The Delphi technique is a tool that crops up rarely in our journal. One would assume that such a valuable tool would get more coverage. Perhaps because it is more resource-intensive than other quality improvement tools, it gets overlooked or bypassed. Njuangang et al. describe in elegant detail the application of the Delphi tool in achieving consensus on healthcare infection management and in the process have identified some very interesting gaps in the shared understanding of infection control between facilities management and clinical staff.

This issue of the journal closes out with a manuscript from the veterans association in the USA describing the application of quality improvement tools and methodology in a more effective fashion. Ovretveit et al. separate improvement research from implementation research in a Jesuitical treatise in order to combine these two streams in the most productive fashion and maximise outputs. The manuscript does not fall into the traditional straightjacket format and we hope that you will find it interesting to reflect upon.

Just like MRIs, the environment and the substrate criteria for the application of new thinking has alerted.

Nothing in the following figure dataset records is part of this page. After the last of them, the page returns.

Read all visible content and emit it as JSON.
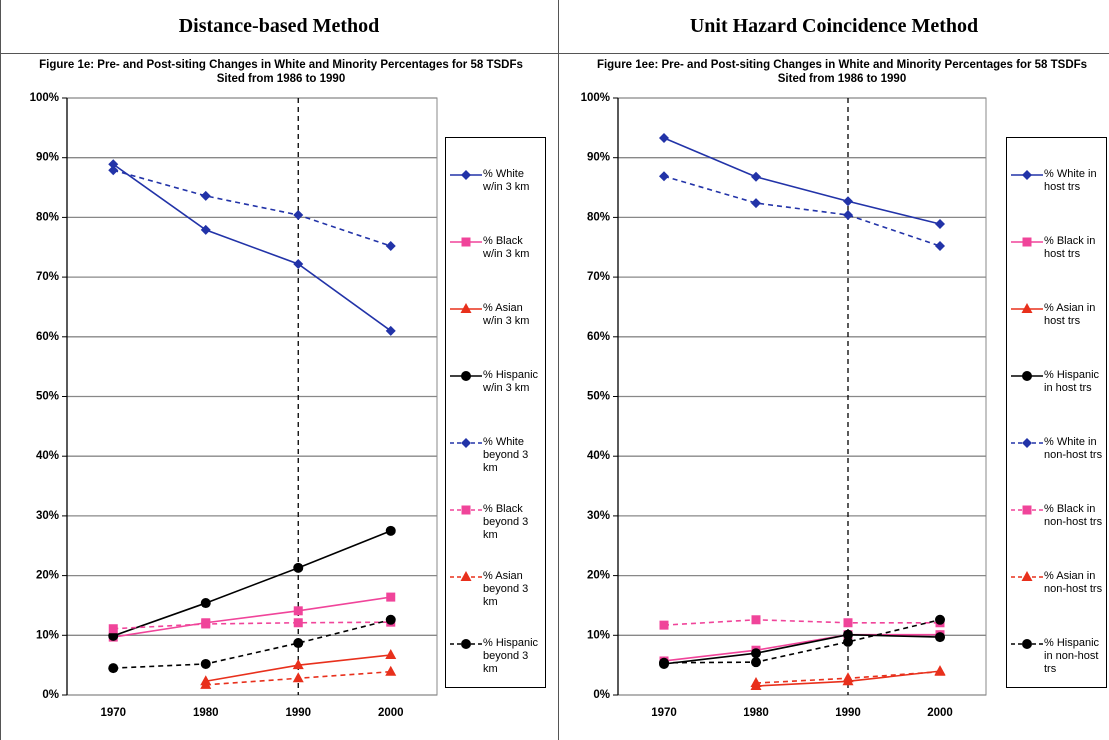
{
  "headers": [
    "Distance-based Method",
    "Unit Hazard Coincidence Method"
  ],
  "chart_data": [
    {
      "type": "line",
      "title": "Figure 1e: Pre- and Post-siting Changes in White and Minority Percentages for 58 TSDFs Sited from 1986 to 1990",
      "categories": [
        "1970",
        "1980",
        "1990",
        "2000"
      ],
      "ylim": [
        0,
        100
      ],
      "yticks": [
        {
          "value": 0,
          "label": "0%"
        },
        {
          "value": 10,
          "label": "10%"
        },
        {
          "value": 20,
          "label": "20%"
        },
        {
          "value": 30,
          "label": "30%"
        },
        {
          "value": 40,
          "label": "40%"
        },
        {
          "value": 50,
          "label": "50%"
        },
        {
          "value": 60,
          "label": "60%"
        },
        {
          "value": 70,
          "label": "70%"
        },
        {
          "value": 80,
          "label": "80%"
        },
        {
          "value": 90,
          "label": "90%"
        },
        {
          "value": 100,
          "label": "100%"
        }
      ],
      "grid": true,
      "vline": "1990",
      "legend": "right",
      "series": [
        {
          "name": "% White w/in 3 km",
          "color": "#2233a8",
          "marker": "diamond",
          "dashed": false,
          "values": [
            88.9,
            77.9,
            72.2,
            61.0
          ]
        },
        {
          "name": "% Black w/in 3 km",
          "color": "#f0449a",
          "marker": "square",
          "dashed": false,
          "values": [
            9.7,
            12.1,
            14.1,
            16.4
          ]
        },
        {
          "name": "% Asian w/in 3 km",
          "color": "#e8301c",
          "marker": "triangle",
          "dashed": false,
          "values": [
            null,
            2.3,
            5.0,
            6.7
          ]
        },
        {
          "name": "% Hispanic w/in 3 km",
          "color": "#000000",
          "marker": "circle",
          "dashed": false,
          "values": [
            9.9,
            15.4,
            21.3,
            27.5
          ]
        },
        {
          "name": "% White beyond 3 km",
          "color": "#2233a8",
          "marker": "diamond",
          "dashed": true,
          "values": [
            87.9,
            83.6,
            80.4,
            75.2
          ]
        },
        {
          "name": "% Black beyond 3 km",
          "color": "#f0449a",
          "marker": "square",
          "dashed": true,
          "values": [
            11.1,
            11.9,
            12.1,
            12.2
          ]
        },
        {
          "name": "% Asian beyond 3 km",
          "color": "#e8301c",
          "marker": "triangle",
          "dashed": true,
          "values": [
            null,
            1.7,
            2.8,
            3.9
          ]
        },
        {
          "name": "% Hispanic beyond 3 km",
          "color": "#000000",
          "marker": "circle",
          "dashed": true,
          "values": [
            4.5,
            5.2,
            8.7,
            12.6
          ]
        }
      ]
    },
    {
      "type": "line",
      "title": "Figure 1ee: Pre- and Post-siting Changes in White and Minority Percentages for 58 TSDFs Sited from 1986 to 1990",
      "categories": [
        "1970",
        "1980",
        "1990",
        "2000"
      ],
      "ylim": [
        0,
        100
      ],
      "yticks": [
        {
          "value": 0,
          "label": "0%"
        },
        {
          "value": 10,
          "label": "10%"
        },
        {
          "value": 20,
          "label": "20%"
        },
        {
          "value": 30,
          "label": "30%"
        },
        {
          "value": 40,
          "label": "40%"
        },
        {
          "value": 50,
          "label": "50%"
        },
        {
          "value": 60,
          "label": "60%"
        },
        {
          "value": 70,
          "label": "70%"
        },
        {
          "value": 80,
          "label": "80%"
        },
        {
          "value": 90,
          "label": "90%"
        },
        {
          "value": 100,
          "label": "100%"
        }
      ],
      "grid": true,
      "vline": "1990",
      "legend": "right",
      "series": [
        {
          "name": "% White in host trs",
          "color": "#2233a8",
          "marker": "diamond",
          "dashed": false,
          "values": [
            93.3,
            86.8,
            82.7,
            78.9
          ]
        },
        {
          "name": "% Black in host trs",
          "color": "#f0449a",
          "marker": "square",
          "dashed": false,
          "values": [
            5.7,
            7.5,
            10.1,
            10.1
          ]
        },
        {
          "name": "% Asian in host trs",
          "color": "#e8301c",
          "marker": "triangle",
          "dashed": false,
          "values": [
            null,
            1.5,
            2.3,
            4.0
          ]
        },
        {
          "name": "% Hispanic in host trs",
          "color": "#000000",
          "marker": "circle",
          "dashed": false,
          "values": [
            5.2,
            7.0,
            10.1,
            9.7
          ]
        },
        {
          "name": "% White in non-host trs",
          "color": "#2233a8",
          "marker": "diamond",
          "dashed": true,
          "values": [
            86.9,
            82.4,
            80.4,
            75.2
          ]
        },
        {
          "name": "% Black in non-host trs",
          "color": "#f0449a",
          "marker": "square",
          "dashed": true,
          "values": [
            11.7,
            12.6,
            12.1,
            12.1
          ]
        },
        {
          "name": "% Asian in non-host trs",
          "color": "#e8301c",
          "marker": "triangle",
          "dashed": true,
          "values": [
            null,
            2.0,
            2.8,
            3.9
          ]
        },
        {
          "name": "% Hispanic in non-host trs",
          "color": "#000000",
          "marker": "circle",
          "dashed": true,
          "values": [
            5.4,
            5.5,
            8.9,
            12.6
          ]
        }
      ]
    }
  ]
}
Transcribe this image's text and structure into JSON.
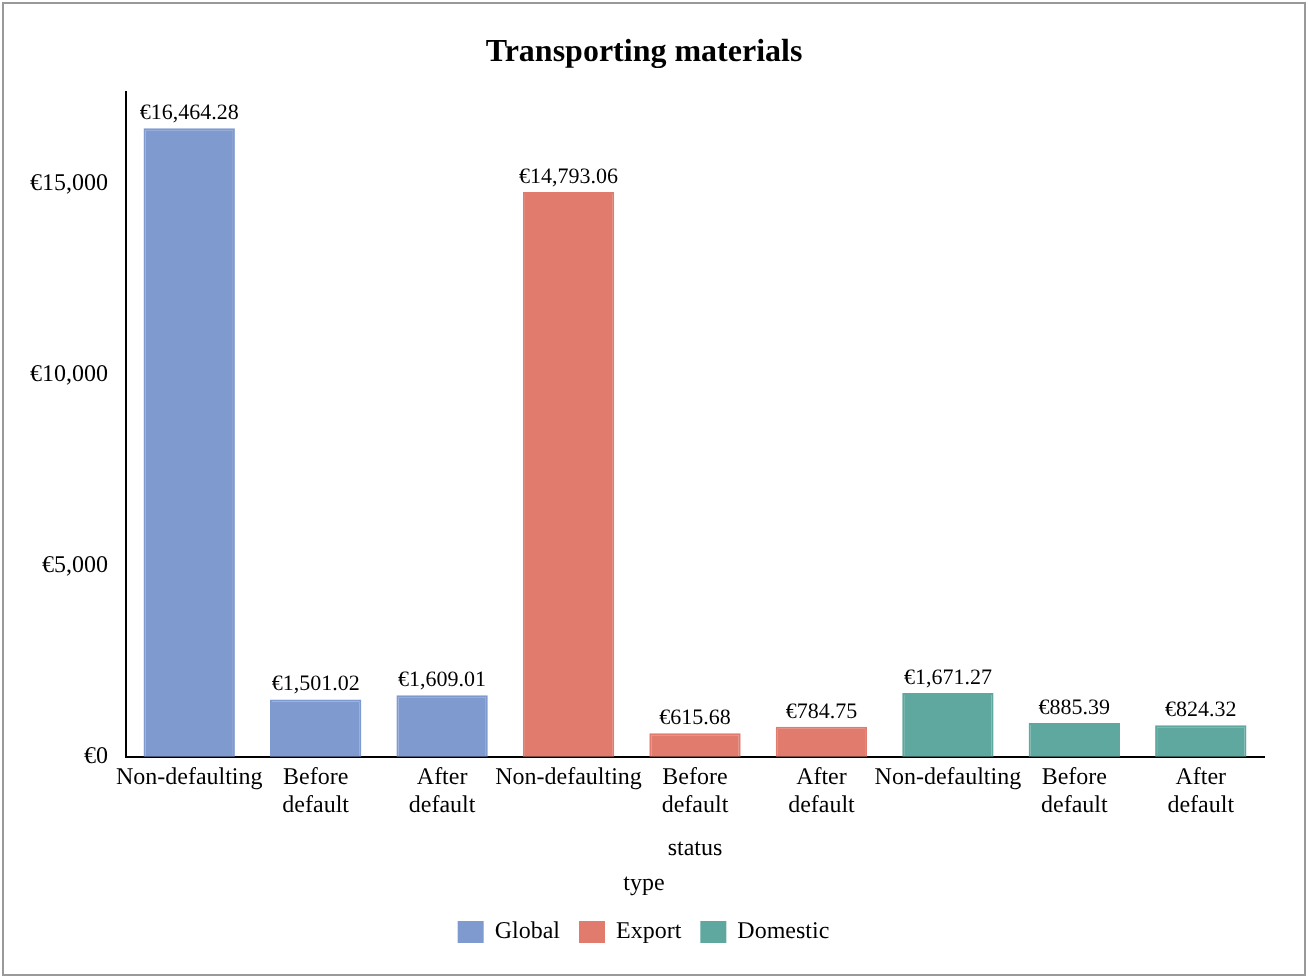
{
  "chart_data": {
    "type": "bar",
    "title": "Transporting materials",
    "xlabel": "status",
    "legend_title": "type",
    "legend": "bottom",
    "categories": [
      "Non-defaulting",
      "Before default",
      "After default",
      "Non-defaulting",
      "Before default",
      "After default",
      "Non-defaulting",
      "Before default",
      "After default"
    ],
    "series": [
      {
        "name": "Global",
        "color": "#7f9acf",
        "values": [
          16464.28,
          1501.02,
          1609.01,
          null,
          null,
          null,
          null,
          null,
          null
        ],
        "value_labels": [
          "€16,464.28",
          "€1,501.02",
          "€1,609.01",
          null,
          null,
          null,
          null,
          null,
          null
        ]
      },
      {
        "name": "Export",
        "color": "#e07b6d",
        "values": [
          null,
          null,
          null,
          14793.06,
          615.68,
          784.75,
          null,
          null,
          null
        ],
        "value_labels": [
          null,
          null,
          null,
          "€14,793.06",
          "€615.68",
          "€784.75",
          null,
          null,
          null
        ]
      },
      {
        "name": "Domestic",
        "color": "#5fa8a0",
        "values": [
          null,
          null,
          null,
          null,
          null,
          null,
          1671.27,
          885.39,
          824.32
        ],
        "value_labels": [
          null,
          null,
          null,
          null,
          null,
          null,
          "€1,671.27",
          "€885.39",
          "€824.32"
        ]
      }
    ],
    "ylim": [
      0,
      17400
    ],
    "yticks": [
      {
        "value": 0,
        "label": "€0"
      },
      {
        "value": 5000,
        "label": "€5,000"
      },
      {
        "value": 10000,
        "label": "€10,000"
      },
      {
        "value": 15000,
        "label": "€15,000"
      }
    ],
    "grid": false
  }
}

In most cases (but not all), the application of critical thinking and the initiation of quality improvement plans grant us the power of examining the organisation of healthcare in greater detail without deleterious side effects. As quality improvement science gains wider traction and becomes more easily accessed, we can look forward to the greater use of a tool to revolutionise healthcare.

Reference

Parasuraman, A., Zeithaml, V.A. and Berry, L.L. (1988), “SERVQUAL: a multiple-item scale for measuring consumer perceptions of service quality”, Journal of Retailing, Vol. 64 No. 1, pp. 12-40.